Ces combats ont été meurtriers. Du côté de l'armée, les pertes furent de 108 tués et 620 blessés, tandis que les insurgés eurent 430 tués et 1.200 blessés. Moins bien armés, indisciplinés, ils souffrirent plus que leurs adversaires. La première journée fut la plus sanglante pour les Belges. C'est cependant le 23 que les insurgés étaient le moins nombreux, (quelques centaines pendant les premières heures du combat), mais la lutte était âpre et la protection malaisée.
Ainsi tombèrent à Bruxelles des journaliers, des ouvriers, des artisans, des petits commerçants, des domestiques, des employés et quelques membres des professions libérales, artistes ou écrivains, beaucoup de pauvres diables et peu de vrais bourgeois. Le petit peuple de Bruxelles fournit le plus fort contingent de combattants le premier jour. A ses côtés se battirent ce jour-là, avec l'énergie du désespoir, des bourgeois hardis, les volontaires liégeois et les petits groupes d'hommes décidés arrivés de la province depuis le début du mois ainsi que des étrangers, fanatiques de la liberté.
Quand l'armée fut bloquée dans le Parc, des bourgeois de Bruxelles reprirent courage, des paysans des communes voisines accoururent et s'amenèrent bientôt des villes, des bourgs et des hameaux du Brabant wallon et du Hainaut, des journaliers, des artisans, des ouvriers, des cultivateurs, d'enragés braconniers, conduits par d'anciens grognards, par des rentiers, par des avocats, par des industriels.

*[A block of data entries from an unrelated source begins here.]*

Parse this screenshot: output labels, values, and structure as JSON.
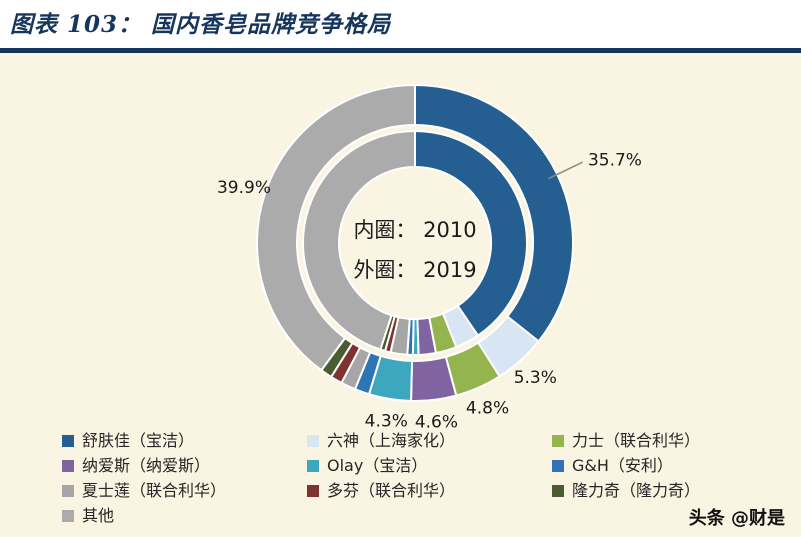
{
  "header": {
    "title": "图表 103： 国内香皂品牌竞争格局"
  },
  "theme": {
    "background": "#FAF4E3",
    "header_background": "#FFFFFF",
    "accent": "#16365D",
    "label_text": "#1A1A1A"
  },
  "chart_data": {
    "type": "pie",
    "subtype": "double-ring-donut",
    "title": "图表 103： 国内香皂品牌竞争格局",
    "center_text": [
      "内圈： 2010",
      "外圈： 2019"
    ],
    "legend_position": "bottom",
    "categories": [
      "舒肤佳（宝洁）",
      "六神（上海家化）",
      "力士（联合利华）",
      "纳爱斯（纳爱斯）",
      "Olay（宝洁）",
      "G&H（安利）",
      "夏士莲（联合利华）",
      "多芬（联合利华）",
      "隆力奇（隆力奇）",
      "其他"
    ],
    "colors": [
      "#255E91",
      "#D8E5F2",
      "#94B54D",
      "#8064A2",
      "#3EA7C0",
      "#2E75B6",
      "#A6A6A6",
      "#7E3331",
      "#4C5B30",
      "#ABABAB"
    ],
    "series": [
      {
        "name": "2010",
        "ring": "inner",
        "values": [
          40.5,
          3.5,
          3.0,
          2.5,
          0.8,
          0.8,
          2.4,
          0.8,
          0.7,
          45.0
        ],
        "labels": [
          "",
          "",
          "",
          "",
          "",
          "",
          "",
          "",
          "",
          ""
        ]
      },
      {
        "name": "2019",
        "ring": "outer",
        "values": [
          35.7,
          5.3,
          4.8,
          4.6,
          4.3,
          1.5,
          1.5,
          1.2,
          1.2,
          39.9
        ],
        "labels": [
          "35.7%",
          "5.3%",
          "4.8%",
          "4.6%",
          "4.3%",
          "",
          "",
          "",
          "",
          "39.9%"
        ]
      }
    ]
  },
  "watermark": "头条 @财是"
}
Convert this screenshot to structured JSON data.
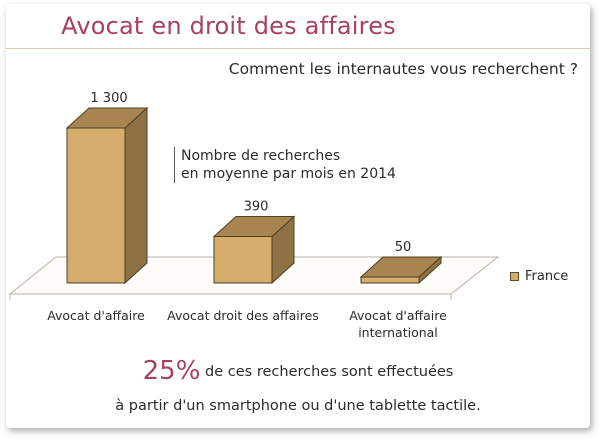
{
  "header": {
    "title": "Avocat en droit des affaires",
    "subtitle": "Comment les internautes vous recherchent ?"
  },
  "annotation": {
    "line1": "Nombre de recherches",
    "line2": "en moyenne par mois en 2014"
  },
  "chart_data": {
    "type": "bar",
    "style": "3d",
    "categories": [
      "Avocat d'affaire",
      "Avocat droit des affaires",
      "Avocat d'affaire international"
    ],
    "series": [
      {
        "name": "France",
        "values": [
          1300,
          390,
          50
        ],
        "color": "#d4ac6c"
      }
    ],
    "value_labels": [
      "1 300",
      "390",
      "50"
    ],
    "ylim": [
      0,
      1300
    ],
    "legend_position": "right",
    "grid": false,
    "colors": {
      "front": "#d4ac6c",
      "side": "#8e7244",
      "top": "#a88550",
      "edge": "#4e3f26"
    }
  },
  "footer": {
    "highlight": "25%",
    "line1_rest": "de ces recherches sont effectuées",
    "line2": "à partir d'un smartphone ou d'une tablette tactile."
  }
}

Aux portes de Namur, de Louvain, de Mons, de Tournai, de Liège des patriotes se sont battus avec ardeur. C'est animés d'un même esprit que dans les émeutes de Bruges, de Gand et d'Anvers de « petites gens » moururent sur les barricades. Les combattants de septembre veulent chasser le Hollandais, mettre fin à la domination du Nord, donner l'indépendance à la patrie qui protégera les libertés.
Le sentiment national est le seul qui rende raison de l'opiniâtreté de la résistance, de la sympathie agissante témoignée à Bruxelles par les provinces wallonnes, de la rapidité du ralliement des Flandres et de la Campine au régime nouveau.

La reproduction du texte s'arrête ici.